The Minneapolis Police Department on Wednesday unveiled an online tool to allow the public to examine the frequency with which its officers stop people of a certain ethnic background or gender.
Public will be able to track race, other data on people stopped by Minneapolis police
The online tool shows the demographic characteristics of people detained in traffic and suspicious-persons stops across the city.
The interactive dashboard shows the demographic characteristics of people detained in traffic and suspicious-persons stops across the city, along with trends in the arrests of youths on curfew and truancy violations. Acting police Chief Medaria Arradondo said the new tool, a collaboration between the MPD and the city's Civil Rights Department, was designed to increase transparency.
It is available on the department's insideMPD.com/datadashboard website. The data will be refreshed every morning and can be exported via the city's open data portal, officials said.
"That can be a helpful tool for us if there are teachable moments for us," Arradondo said Tuesday, at a meeting of the Police Conduct Oversight Commission (PCOC).
Some see the technology as a check on police misbehavior, potentially revealing whether racial profiling is a common problem in Minneapolis.
The policy change came after calls for greater police transparency by advocacy groups like the American Civil Liberties Union, which has long argued that street stops disproportionately target ethnic minorities.

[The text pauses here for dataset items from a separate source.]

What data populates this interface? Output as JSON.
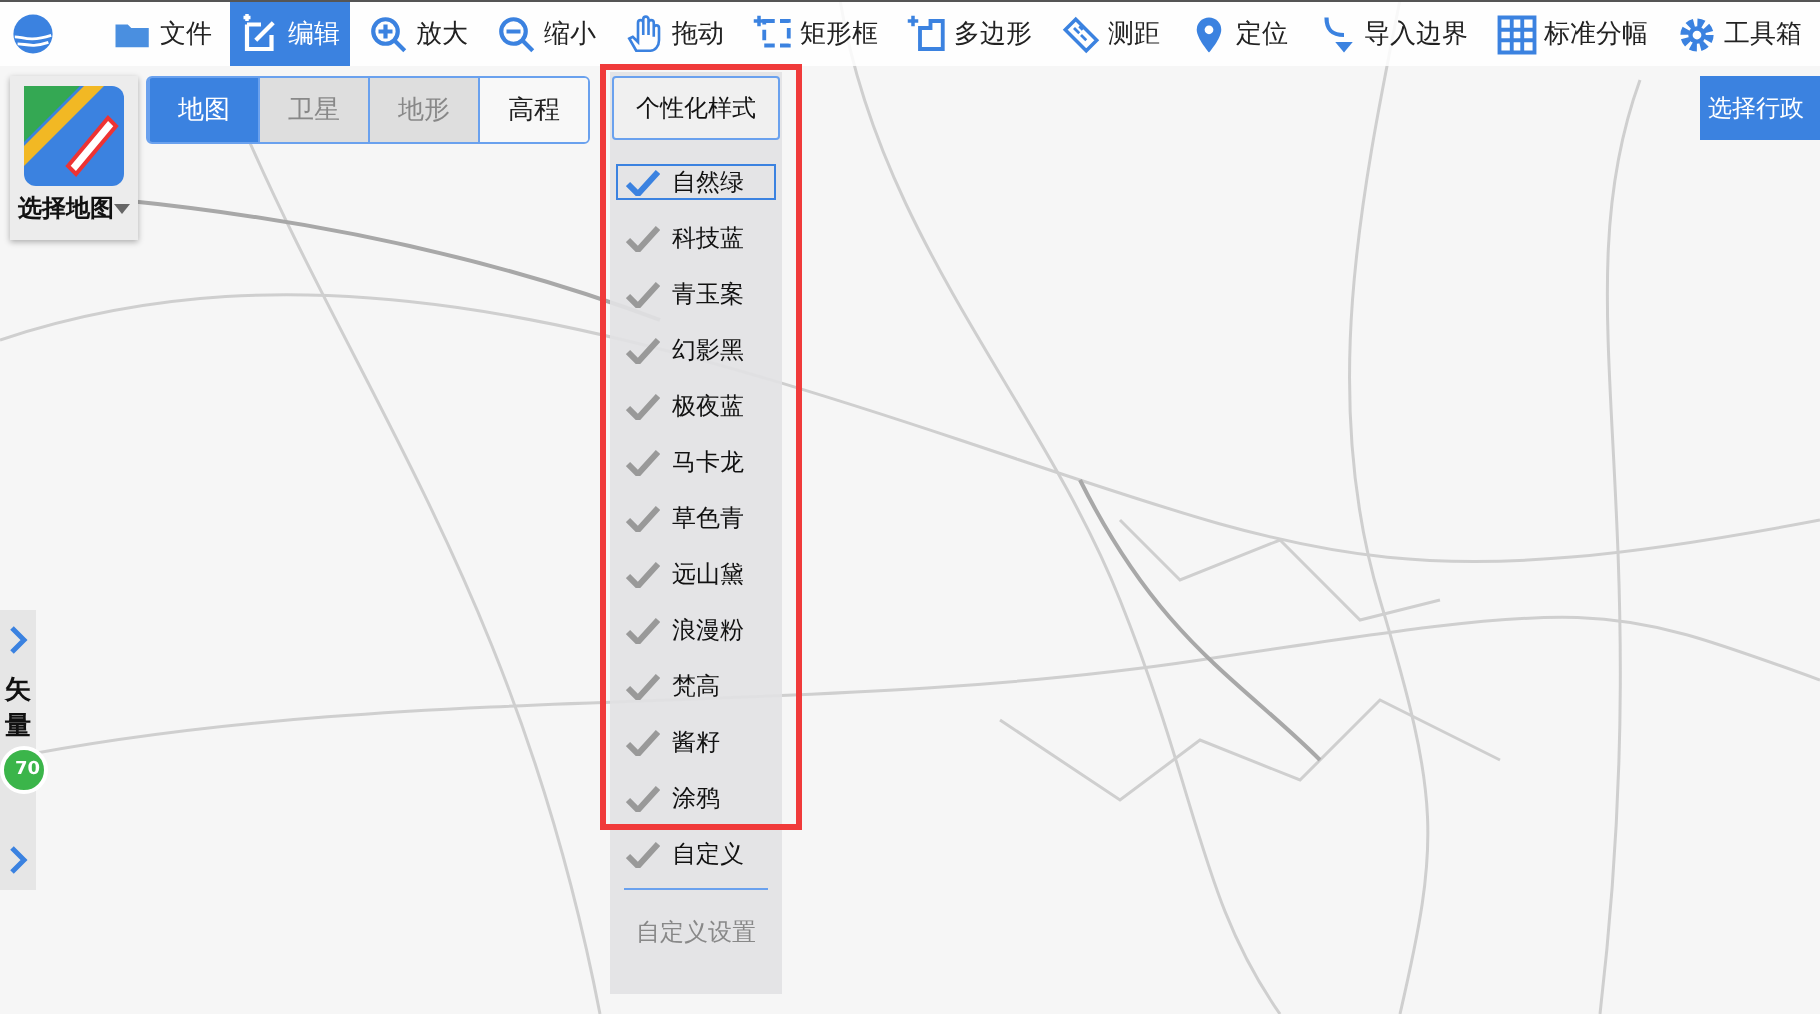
{
  "toolbar": {
    "items": [
      {
        "kind": "file",
        "label": "文件",
        "selected": false
      },
      {
        "kind": "edit",
        "label": "编辑",
        "selected": true
      },
      {
        "kind": "zoom-in",
        "label": "放大",
        "selected": false
      },
      {
        "kind": "zoom-out",
        "label": "缩小",
        "selected": false
      },
      {
        "kind": "hand",
        "label": "拖动",
        "selected": false
      },
      {
        "kind": "rect",
        "label": "矩形框",
        "selected": false
      },
      {
        "kind": "polygon",
        "label": "多边形",
        "selected": false
      },
      {
        "kind": "ruler",
        "label": "测距",
        "selected": false
      },
      {
        "kind": "pin",
        "label": "定位",
        "selected": false
      },
      {
        "kind": "import",
        "label": "导入边界",
        "selected": false
      },
      {
        "kind": "grid",
        "label": "标准分幅",
        "selected": false
      },
      {
        "kind": "gear",
        "label": "工具箱",
        "selected": false
      }
    ]
  },
  "map_chooser": {
    "label": "选择地图"
  },
  "map_types": [
    {
      "label": "地图",
      "selected": true,
      "disabled": false
    },
    {
      "label": "卫星",
      "selected": false,
      "disabled": true
    },
    {
      "label": "地形",
      "selected": false,
      "disabled": true
    },
    {
      "label": "高程",
      "selected": false,
      "disabled": false
    }
  ],
  "style_menu": {
    "button": "个性化样式",
    "items": [
      {
        "label": "自然绿",
        "selected": true
      },
      {
        "label": "科技蓝",
        "selected": false
      },
      {
        "label": "青玉案",
        "selected": false
      },
      {
        "label": "幻影黑",
        "selected": false
      },
      {
        "label": "极夜蓝",
        "selected": false
      },
      {
        "label": "马卡龙",
        "selected": false
      },
      {
        "label": "草色青",
        "selected": false
      },
      {
        "label": "远山黛",
        "selected": false
      },
      {
        "label": "浪漫粉",
        "selected": false
      },
      {
        "label": "梵高",
        "selected": false
      },
      {
        "label": "酱籽",
        "selected": false
      },
      {
        "label": "涂鸦",
        "selected": false
      },
      {
        "label": "自定义",
        "selected": false
      }
    ],
    "settings": "自定义设置"
  },
  "region_button": "选择行政",
  "side_panel": {
    "label": "矢量",
    "badge": "70"
  }
}
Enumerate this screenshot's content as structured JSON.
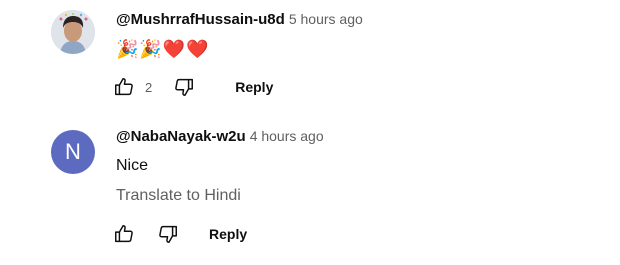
{
  "comments": [
    {
      "author": "@MushrrafHussain-u8d",
      "time": "5 hours ago",
      "text": "🎉🎉❤️❤️",
      "likes": "2",
      "reply_label": "Reply",
      "avatar_type": "photo"
    },
    {
      "author": "@NabaNayak-w2u",
      "time": "4 hours ago",
      "text": "Nice",
      "translate_label": "Translate to Hindi",
      "likes": "",
      "reply_label": "Reply",
      "avatar_letter": "N",
      "avatar_color": "#5c6bc0"
    }
  ],
  "icons": {
    "like": "thumbs-up-icon",
    "dislike": "thumbs-down-icon"
  }
}
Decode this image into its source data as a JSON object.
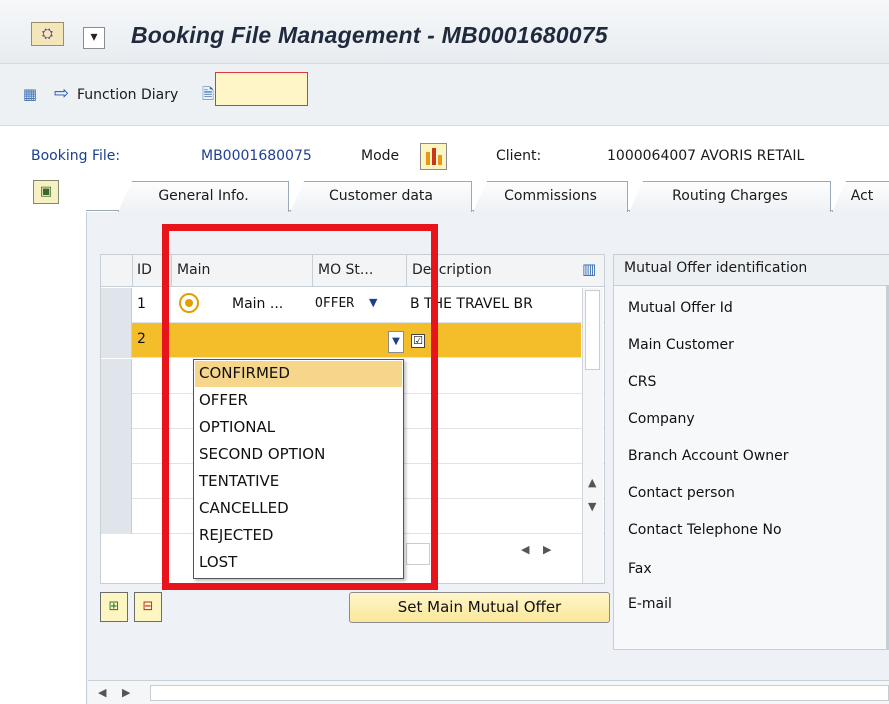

On Wednesday, an ACLU spokeswoman said the group was pleased with the data dump, which "can provide objective evidence of whether reforms have their intended effects or not."
"This new access to data alone will not solve the racial disparities in arrests and other problems highlighted in our report, but it will help the community hold the police accountable for its actions," said the spokeswoman, Jana Kooren. Previously, accessing such data was a costly and time-consuming process, she said.
With the new technology, a user can, for example, search for the outcome of every 911 call in one location in a particular time frame. In a demonstration Tuesday of how the technology works, a police data analyst found that there had been 27 suspicious person stops in south Minneapolis' Central neighborhood during a certain period of time. With a few clicks, she generated a demographic breakdown of those encounters.
Officers will also be able to correct false information on the fly, Arradondo said.
"With race, if a citizen calls in and says 'I believe there are two Native Americans males' and officers respond to the call and we get there and the officers discover they are actually white males, we can change it," he told the commission.
Arradondo, who cleared another hurdle to becoming the city's police chief on Wednesday, inherits a police force that has faced more pressure for reform after the officer-involved shooting death of 40-year-old Justine Damond last month. In public statements since the shooting, the chief has vowed to restore the community's trust.
He touted the new technology as part of a broader department effort to improve transparency in so-called Terry stops. But, he cautioned that the department was still working out bugs and would update the dashboard in the future, including making the information accessible to people without internet access.
For the dashboard, MPD analysts pulled information from the Mobile Digital Computers (MDCs) in their cruisers.
"There officers that will stop people and make contacts and engagements with them just by using their radio, which would not be captured on their MDCs," he told reporters on Wednesday. "That has been added in there."
The department started tracking the data last fall, after months of delays that officials blamed on technological snags.
Officers are now required to record demographic information — including a person's gender and race involved in suspicious vehicle, suspicious person and other traffic stops — as well as the reason for the stop and whether a search was performed. The information must be entered on their in-car computer system before they can proceed to the next call. The department has also begun collecting data on police interactions with transgender people.
In April 2015, the PCOC released a report showing that city police officers often fail to give reasons for stopping and searching people without arresting them. Another study released that year by the ACLU criticized the department for disproportionately stopping blacks and American Indians.
At the time, department officials promised to release more data on the stops.
Several other large U.S. police forces already track so-called stop-and-frisk encounters.
In Newark, for example, officers for years been recording such information as the age, gender, race, sexual orientation and English proficiency from suspicious person stops. And police in Philadelphia last year created an online database of suspicious-pedestrian and suspicious-motorist data to its website, which is searchable, sortable and downloadable.